Reputation: 1656
Consider I have this scenario:
users
table
| id | name |
|----|------|
| 1 | Joe |
attributes
table
| id | name |
|----|--------|
| 1 | Age |
| 2 | Height |
| 3 | Gender |
client_attribute
table
| id | client_id | attribute_id | value |
|----|-----------|--------------|-------|
| 1 | 1 | 1 | 45 |
Attributes could extend to several hundred variations. When querying the user and selecting a 'common' attribute column, for example 'age':
Should my code assume the name or id of the attribute? If not, should a commonly accessed attribute be placed onto the users
table directly? What if these common attributes keep extending?
My queries may pick out two or three attributes in different areas and I'm finding this table design to make things difficult ( but I can see the arguments for it ).
Upvotes: 0
Views: 666
Reputation: 108480
The illustration given is not really a "many-to-many" relationship between entities.
The tables shown are an illustration of a typical EAV (Entity-Attribute-Value) implementation.
Q: Should my code assume the name
or id
of the attribute?
A: Typically, the SQL would reference the attribute
rows by id
. But we can also make use of the name
column.
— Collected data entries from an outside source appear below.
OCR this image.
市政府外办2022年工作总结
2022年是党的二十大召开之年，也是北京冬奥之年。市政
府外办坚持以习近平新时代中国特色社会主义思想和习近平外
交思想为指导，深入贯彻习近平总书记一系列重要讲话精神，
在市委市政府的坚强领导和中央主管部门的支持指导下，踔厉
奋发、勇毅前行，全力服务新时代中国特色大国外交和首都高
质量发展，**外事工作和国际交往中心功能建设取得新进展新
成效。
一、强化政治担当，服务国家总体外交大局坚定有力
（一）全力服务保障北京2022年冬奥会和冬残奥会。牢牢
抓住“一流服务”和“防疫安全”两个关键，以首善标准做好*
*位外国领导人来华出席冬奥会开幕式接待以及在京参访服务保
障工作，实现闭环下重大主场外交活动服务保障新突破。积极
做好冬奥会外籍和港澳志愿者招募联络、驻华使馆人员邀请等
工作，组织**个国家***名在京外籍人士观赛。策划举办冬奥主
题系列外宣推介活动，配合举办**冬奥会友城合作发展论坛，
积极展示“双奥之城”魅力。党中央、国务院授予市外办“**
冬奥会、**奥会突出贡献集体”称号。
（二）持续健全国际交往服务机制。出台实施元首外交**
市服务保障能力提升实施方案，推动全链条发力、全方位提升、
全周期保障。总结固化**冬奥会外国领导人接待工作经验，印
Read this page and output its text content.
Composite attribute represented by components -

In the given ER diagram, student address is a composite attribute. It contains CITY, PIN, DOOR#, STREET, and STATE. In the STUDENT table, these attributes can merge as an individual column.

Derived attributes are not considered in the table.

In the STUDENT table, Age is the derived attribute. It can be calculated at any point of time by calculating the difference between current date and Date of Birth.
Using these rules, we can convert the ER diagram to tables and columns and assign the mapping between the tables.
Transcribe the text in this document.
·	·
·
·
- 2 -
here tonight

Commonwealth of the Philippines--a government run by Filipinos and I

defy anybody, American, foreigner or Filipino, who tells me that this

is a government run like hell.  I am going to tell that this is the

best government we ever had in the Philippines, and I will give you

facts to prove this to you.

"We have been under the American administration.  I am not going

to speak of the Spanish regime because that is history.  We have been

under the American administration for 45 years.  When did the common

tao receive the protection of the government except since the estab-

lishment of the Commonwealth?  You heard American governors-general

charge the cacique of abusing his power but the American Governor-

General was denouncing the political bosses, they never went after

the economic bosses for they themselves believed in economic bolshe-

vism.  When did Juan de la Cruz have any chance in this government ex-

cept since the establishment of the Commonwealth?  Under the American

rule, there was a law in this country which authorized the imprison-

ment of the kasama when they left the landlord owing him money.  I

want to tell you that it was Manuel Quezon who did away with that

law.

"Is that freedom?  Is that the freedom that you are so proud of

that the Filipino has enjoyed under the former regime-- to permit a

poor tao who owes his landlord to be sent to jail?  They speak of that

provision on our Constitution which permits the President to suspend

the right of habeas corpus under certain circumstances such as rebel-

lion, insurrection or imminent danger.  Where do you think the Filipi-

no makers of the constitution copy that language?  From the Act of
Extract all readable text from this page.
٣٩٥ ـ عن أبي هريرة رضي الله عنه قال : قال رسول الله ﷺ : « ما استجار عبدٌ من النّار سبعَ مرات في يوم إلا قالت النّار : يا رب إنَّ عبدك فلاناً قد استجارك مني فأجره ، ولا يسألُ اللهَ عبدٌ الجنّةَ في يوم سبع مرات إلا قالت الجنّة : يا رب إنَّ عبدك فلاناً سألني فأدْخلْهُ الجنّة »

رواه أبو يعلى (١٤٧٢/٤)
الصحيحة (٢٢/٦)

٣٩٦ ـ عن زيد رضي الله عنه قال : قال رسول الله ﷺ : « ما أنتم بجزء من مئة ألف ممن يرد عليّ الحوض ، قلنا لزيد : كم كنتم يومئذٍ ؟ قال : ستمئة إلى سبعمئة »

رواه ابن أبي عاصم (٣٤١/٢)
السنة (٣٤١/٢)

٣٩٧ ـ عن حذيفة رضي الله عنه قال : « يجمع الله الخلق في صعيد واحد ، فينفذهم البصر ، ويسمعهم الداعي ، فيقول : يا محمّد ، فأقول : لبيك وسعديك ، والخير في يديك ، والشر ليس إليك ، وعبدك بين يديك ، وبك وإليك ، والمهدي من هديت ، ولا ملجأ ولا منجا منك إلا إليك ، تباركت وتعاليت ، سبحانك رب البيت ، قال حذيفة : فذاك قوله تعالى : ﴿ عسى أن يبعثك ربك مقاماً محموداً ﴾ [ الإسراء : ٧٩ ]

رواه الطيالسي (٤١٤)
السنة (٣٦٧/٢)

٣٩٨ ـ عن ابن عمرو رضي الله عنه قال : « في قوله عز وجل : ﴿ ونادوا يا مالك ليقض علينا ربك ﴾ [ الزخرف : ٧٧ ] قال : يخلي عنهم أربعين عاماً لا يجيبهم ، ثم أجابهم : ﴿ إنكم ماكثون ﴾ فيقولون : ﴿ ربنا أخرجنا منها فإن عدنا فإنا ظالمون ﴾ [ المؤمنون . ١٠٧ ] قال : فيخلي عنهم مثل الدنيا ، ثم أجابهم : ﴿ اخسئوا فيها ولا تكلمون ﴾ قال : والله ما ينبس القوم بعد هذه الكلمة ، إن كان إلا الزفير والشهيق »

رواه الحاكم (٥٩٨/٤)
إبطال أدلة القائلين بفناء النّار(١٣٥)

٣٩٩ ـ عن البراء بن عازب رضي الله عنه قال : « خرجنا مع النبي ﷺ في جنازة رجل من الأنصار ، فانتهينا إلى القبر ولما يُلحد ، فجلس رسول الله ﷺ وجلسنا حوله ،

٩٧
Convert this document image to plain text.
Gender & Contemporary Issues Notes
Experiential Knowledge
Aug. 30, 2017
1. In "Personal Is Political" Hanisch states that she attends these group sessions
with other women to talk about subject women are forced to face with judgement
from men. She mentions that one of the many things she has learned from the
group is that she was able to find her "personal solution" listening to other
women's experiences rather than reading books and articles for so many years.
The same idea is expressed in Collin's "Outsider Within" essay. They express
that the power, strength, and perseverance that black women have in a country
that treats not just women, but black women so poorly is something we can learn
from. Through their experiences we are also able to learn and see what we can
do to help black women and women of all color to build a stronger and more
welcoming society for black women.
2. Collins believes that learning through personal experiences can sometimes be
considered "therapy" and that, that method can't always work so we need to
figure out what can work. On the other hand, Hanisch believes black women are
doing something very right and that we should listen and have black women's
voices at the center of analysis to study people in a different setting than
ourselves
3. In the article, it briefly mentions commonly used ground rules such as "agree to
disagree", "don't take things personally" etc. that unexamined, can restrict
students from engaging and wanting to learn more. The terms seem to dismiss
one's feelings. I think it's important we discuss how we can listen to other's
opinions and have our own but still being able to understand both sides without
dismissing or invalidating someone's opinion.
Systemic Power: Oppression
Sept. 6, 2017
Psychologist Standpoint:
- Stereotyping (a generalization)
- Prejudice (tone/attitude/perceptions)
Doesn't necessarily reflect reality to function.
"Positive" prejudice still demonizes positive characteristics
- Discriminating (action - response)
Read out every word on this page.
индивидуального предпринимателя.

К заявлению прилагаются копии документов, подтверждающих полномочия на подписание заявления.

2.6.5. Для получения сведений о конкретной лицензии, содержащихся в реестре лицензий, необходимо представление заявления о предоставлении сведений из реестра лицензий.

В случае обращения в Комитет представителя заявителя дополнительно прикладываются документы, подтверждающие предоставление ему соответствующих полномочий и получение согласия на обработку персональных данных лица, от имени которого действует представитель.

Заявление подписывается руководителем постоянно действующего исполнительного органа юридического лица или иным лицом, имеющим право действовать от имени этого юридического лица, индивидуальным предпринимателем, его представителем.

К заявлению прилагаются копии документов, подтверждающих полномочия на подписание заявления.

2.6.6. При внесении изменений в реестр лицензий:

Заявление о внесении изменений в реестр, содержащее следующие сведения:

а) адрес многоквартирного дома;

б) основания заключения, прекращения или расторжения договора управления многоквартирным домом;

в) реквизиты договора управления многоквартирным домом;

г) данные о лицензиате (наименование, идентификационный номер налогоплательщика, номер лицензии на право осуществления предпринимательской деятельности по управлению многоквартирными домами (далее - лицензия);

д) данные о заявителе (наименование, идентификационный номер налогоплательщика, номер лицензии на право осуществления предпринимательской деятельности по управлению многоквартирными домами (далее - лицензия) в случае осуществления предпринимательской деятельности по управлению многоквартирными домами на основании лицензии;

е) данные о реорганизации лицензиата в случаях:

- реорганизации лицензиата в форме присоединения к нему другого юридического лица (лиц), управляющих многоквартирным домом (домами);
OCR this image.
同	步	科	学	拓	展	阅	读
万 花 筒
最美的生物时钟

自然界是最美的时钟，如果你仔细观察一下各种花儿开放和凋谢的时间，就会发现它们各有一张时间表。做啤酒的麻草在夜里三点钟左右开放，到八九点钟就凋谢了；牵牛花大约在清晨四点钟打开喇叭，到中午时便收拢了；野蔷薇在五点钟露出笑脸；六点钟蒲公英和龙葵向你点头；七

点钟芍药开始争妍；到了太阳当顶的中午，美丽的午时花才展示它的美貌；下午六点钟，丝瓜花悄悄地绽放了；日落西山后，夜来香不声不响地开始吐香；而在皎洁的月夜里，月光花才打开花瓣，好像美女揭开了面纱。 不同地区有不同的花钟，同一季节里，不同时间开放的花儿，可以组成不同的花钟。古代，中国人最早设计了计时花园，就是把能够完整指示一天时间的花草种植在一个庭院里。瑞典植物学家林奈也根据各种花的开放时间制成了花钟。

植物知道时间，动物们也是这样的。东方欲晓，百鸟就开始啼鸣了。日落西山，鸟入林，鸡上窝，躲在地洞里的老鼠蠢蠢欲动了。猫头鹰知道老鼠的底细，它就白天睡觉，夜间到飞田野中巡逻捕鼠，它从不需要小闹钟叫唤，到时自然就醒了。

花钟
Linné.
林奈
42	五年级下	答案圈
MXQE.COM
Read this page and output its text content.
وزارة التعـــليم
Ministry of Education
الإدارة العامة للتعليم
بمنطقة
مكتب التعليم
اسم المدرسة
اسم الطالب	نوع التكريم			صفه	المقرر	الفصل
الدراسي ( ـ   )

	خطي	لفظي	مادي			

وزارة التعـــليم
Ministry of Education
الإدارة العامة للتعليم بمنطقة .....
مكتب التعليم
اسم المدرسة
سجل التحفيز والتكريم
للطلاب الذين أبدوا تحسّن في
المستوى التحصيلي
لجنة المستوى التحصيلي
Typically, the application code would handle the translation of the "selected" attributes. (We would need to dive into some examples to illustrate.)
Q: If not, should a commonly accessed attribute be placed onto the users table directly?
A: The traditional relational model would have a single row for the entity (e.g. a row in the user
table), with a separate column for each attribute: first name, last name, gender, date of birth, height, etc.
Q: What if these common attributes keep extending?
In the traditional relational model, we would add additional columns (DDL ALTER TABLE operations. With EAV model, we don't need to add columns, we'd be adding rows to the attribute
table (DML INSERT operation).
The EAV model is more complex, in that attribute values are not stored in the entity row, but as rows in a separate table, much like we would for multi-valued attributes. EAV has some advantages, as well as some significant drawbacks, as you note ...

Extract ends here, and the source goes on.